13:00 Twaaga - Cédric Ido
Dans le cadre de Congolisation
(1985, 30’, Burkina Faso, FR)
Burkina Faso, 1985. Manu, un garçon de 8 ans, n’a pas d’amis. Il colle sans arrêt son grand frère Albert. Quand Albert se fait marabouter pour devenir invincible, Manu réalise qu’il existe dans la vraie vie des pouvoirs qui peuvent rivaliser avec ceux des supers héros dont il lit les aventures en bandes dessinées chaque semaine.

14:00 Aya de Yopougon - Marguerite Abouet (2013, 88’, France, FR)
Proposé par Comocongo
Le film se déroule à la fin des années 70 à Yopougon, un quartier populaire d'Abidjan, en Côte d'Ivoire. Il suit la vie sentimentale et familiale d'un groupe d'adolescentes. Adjoua noue une relation avec Moussa.
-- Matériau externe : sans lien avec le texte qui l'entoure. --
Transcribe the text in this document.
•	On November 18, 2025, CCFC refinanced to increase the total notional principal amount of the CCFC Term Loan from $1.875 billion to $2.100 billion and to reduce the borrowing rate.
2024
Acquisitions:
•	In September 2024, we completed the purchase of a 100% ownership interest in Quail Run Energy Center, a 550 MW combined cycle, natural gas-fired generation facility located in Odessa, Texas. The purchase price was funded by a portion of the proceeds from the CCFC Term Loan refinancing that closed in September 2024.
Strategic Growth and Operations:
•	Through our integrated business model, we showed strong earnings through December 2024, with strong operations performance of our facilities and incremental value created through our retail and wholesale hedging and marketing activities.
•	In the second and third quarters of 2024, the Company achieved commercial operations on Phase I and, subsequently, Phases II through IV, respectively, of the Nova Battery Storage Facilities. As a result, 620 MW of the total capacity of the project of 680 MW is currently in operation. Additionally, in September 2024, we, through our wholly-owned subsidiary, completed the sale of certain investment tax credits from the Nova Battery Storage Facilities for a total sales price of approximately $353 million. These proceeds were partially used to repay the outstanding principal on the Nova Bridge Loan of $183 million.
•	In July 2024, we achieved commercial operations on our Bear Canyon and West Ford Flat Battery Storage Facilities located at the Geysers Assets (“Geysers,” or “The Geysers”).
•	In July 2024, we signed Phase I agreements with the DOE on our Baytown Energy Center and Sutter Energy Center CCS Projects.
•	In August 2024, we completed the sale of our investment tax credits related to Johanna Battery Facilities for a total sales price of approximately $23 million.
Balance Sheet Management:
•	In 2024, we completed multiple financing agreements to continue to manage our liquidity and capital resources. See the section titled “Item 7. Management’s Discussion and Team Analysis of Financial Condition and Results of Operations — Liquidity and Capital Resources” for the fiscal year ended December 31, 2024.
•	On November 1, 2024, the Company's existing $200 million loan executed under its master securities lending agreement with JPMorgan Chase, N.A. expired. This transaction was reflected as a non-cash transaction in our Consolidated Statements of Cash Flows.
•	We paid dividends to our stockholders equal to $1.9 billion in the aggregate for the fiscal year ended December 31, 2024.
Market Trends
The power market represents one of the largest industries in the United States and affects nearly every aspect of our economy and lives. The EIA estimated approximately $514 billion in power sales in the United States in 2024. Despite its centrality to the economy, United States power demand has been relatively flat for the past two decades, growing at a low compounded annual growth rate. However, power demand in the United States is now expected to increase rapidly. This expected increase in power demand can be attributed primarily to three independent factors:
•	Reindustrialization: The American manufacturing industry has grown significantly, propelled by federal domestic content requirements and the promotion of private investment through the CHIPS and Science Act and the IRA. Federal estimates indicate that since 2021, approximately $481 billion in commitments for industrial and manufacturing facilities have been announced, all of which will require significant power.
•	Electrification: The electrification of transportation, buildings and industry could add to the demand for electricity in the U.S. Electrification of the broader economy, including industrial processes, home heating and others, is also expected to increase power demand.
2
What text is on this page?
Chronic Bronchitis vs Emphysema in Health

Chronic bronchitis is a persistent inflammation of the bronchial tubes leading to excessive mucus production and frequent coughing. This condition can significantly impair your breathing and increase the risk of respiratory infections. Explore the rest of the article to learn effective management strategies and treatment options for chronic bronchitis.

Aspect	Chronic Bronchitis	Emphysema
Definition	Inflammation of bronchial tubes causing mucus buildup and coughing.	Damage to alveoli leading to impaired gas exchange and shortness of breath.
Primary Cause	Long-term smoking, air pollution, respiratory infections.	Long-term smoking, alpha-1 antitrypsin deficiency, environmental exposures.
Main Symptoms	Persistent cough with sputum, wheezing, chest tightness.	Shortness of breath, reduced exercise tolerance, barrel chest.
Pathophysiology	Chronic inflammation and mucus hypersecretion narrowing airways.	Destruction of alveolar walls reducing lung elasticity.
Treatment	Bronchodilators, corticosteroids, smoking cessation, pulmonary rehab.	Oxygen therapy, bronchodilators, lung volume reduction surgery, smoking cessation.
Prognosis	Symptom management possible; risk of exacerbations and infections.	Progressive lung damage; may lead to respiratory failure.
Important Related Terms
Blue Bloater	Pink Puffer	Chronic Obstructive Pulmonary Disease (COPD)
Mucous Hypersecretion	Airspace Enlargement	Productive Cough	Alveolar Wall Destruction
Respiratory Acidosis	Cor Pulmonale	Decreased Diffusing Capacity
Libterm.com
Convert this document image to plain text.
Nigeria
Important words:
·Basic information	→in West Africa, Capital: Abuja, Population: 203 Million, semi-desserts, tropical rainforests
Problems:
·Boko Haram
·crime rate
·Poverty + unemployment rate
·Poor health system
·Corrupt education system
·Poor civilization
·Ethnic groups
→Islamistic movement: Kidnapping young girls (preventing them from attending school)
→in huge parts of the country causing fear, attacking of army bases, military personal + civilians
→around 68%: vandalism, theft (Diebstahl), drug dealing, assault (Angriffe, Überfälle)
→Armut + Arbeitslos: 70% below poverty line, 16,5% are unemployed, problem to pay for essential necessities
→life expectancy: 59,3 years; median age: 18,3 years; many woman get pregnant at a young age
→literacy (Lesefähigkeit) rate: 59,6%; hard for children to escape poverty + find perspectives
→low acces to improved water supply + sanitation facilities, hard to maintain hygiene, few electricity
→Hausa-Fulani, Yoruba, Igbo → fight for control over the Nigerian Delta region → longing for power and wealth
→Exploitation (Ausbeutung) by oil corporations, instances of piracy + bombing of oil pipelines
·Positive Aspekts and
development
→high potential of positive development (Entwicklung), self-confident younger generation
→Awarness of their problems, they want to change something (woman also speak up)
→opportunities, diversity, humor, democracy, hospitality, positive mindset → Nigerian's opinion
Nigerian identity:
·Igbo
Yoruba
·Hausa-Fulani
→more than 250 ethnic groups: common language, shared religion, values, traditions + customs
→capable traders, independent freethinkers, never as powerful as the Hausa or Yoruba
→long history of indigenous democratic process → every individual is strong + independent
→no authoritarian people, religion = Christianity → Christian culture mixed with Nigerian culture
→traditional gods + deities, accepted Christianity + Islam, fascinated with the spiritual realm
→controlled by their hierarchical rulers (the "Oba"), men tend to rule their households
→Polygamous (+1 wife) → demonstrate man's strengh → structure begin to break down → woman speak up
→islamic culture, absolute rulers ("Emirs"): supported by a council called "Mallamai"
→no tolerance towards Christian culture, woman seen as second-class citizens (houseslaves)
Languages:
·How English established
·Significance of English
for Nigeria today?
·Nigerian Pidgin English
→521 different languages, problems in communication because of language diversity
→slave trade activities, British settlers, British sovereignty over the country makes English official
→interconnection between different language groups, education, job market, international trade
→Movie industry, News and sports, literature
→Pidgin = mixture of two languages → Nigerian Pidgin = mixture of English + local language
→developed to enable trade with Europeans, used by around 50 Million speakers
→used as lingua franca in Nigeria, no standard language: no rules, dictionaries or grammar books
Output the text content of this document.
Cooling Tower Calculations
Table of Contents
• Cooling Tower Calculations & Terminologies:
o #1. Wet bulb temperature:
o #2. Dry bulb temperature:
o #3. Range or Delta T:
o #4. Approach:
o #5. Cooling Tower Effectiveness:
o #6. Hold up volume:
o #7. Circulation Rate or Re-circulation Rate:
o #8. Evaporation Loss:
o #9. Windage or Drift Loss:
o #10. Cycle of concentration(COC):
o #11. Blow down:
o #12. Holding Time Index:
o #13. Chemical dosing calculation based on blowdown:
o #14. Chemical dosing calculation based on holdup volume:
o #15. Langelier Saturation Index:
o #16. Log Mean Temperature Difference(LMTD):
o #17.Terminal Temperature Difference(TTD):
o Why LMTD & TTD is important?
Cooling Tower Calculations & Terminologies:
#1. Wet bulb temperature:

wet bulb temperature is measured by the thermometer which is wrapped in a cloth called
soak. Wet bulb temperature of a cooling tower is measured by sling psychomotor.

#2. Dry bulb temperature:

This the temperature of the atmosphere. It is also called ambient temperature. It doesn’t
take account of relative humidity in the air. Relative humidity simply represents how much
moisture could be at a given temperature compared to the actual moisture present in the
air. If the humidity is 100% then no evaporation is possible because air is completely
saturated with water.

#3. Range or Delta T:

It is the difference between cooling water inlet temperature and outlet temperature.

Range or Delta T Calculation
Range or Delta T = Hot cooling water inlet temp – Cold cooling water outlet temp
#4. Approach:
Les choses se compliquent lorsqu'elle se retrouve enceinte.

15:00, 16:00, 17:00 STUDIO CONGO
Proposé par AfricaMuseum@Bozar
Films d’animation (Atelier Graphoui): Faites connaissance avec le Congo à travers des films d’animation… des regards d’ici et d’ailleurs ! Ces réalisations de L’Atelier Graphoui avec des artistes adultes et enfants révèlent des expériences de vies et questionnent le monde au Nord et au Sud.
Séances de projection en présence de l’Atelier Graphoui à 15h00, 16h00, 17h00 :
• Villafricastad (19', FR|NL): La ville africaine imaginée par des citadins d’ici.
• Le crapaud chez ses beaux-parents (8’, FR) : Ce conte traditionnel africain (Congo) raconte comment la dispute éclata autour d’un plat à partager.
• Mômimages Zaïre (23’, FR): La vie quotidienne, les jeux, un conte local, la santé, l’environnement et les masques, des thèmes abordés par des enfants de Kinshasa sous la forme de dessins animés.
• Kinshasa septembre noir (7’, FR): Des enfants de Kinshasa racontent à l’aide de crayons sur fond de papier de récupération, le pillage par les militaires en 1991.

20:00 & 22:00 The Last Song Before the War - Kiley Kraskouskas
Proposé par BOZAR
(2013, 74’, USA, VO st FR + EN)
Un documentaire long-métrage revient sur le succès édifiant et l’avenir incertain du Festival in the Desert organisé chaque année au Mali. L’histoire du festival du Mali est racontée à travers les yeux de Manny Ansar, cofondateur et directeur du festival, ceux des musiciens qui s’y produisent et des voyageurs intrépides qui ont fait un long voyage et sont venus du monde entier pour y assister. Sur fond de performances musicales éblouissantes, le film révèle tout en subtilité comment les organisateurs relèvent avec succès les défis associés à la création d’un événement artistique dans un contexte économique et politique des plus difficiles. Après 12 magnifiques années de moments musicaux inoubliables, le Festival au Désert a été réduit au silence en 2012, victime de la prise du nord du Mali par les rebelles séparatistes et les milices islamiques. The Last Song Before the War nous replonge dans l’édition 2011 du festival - qui fut sans conteste la dernière à incarner la vision de ses fondateurs en rendant compte du pouvoir pacificateur et réconciliateur de la musique et de sa capacité à guérir les souffrances.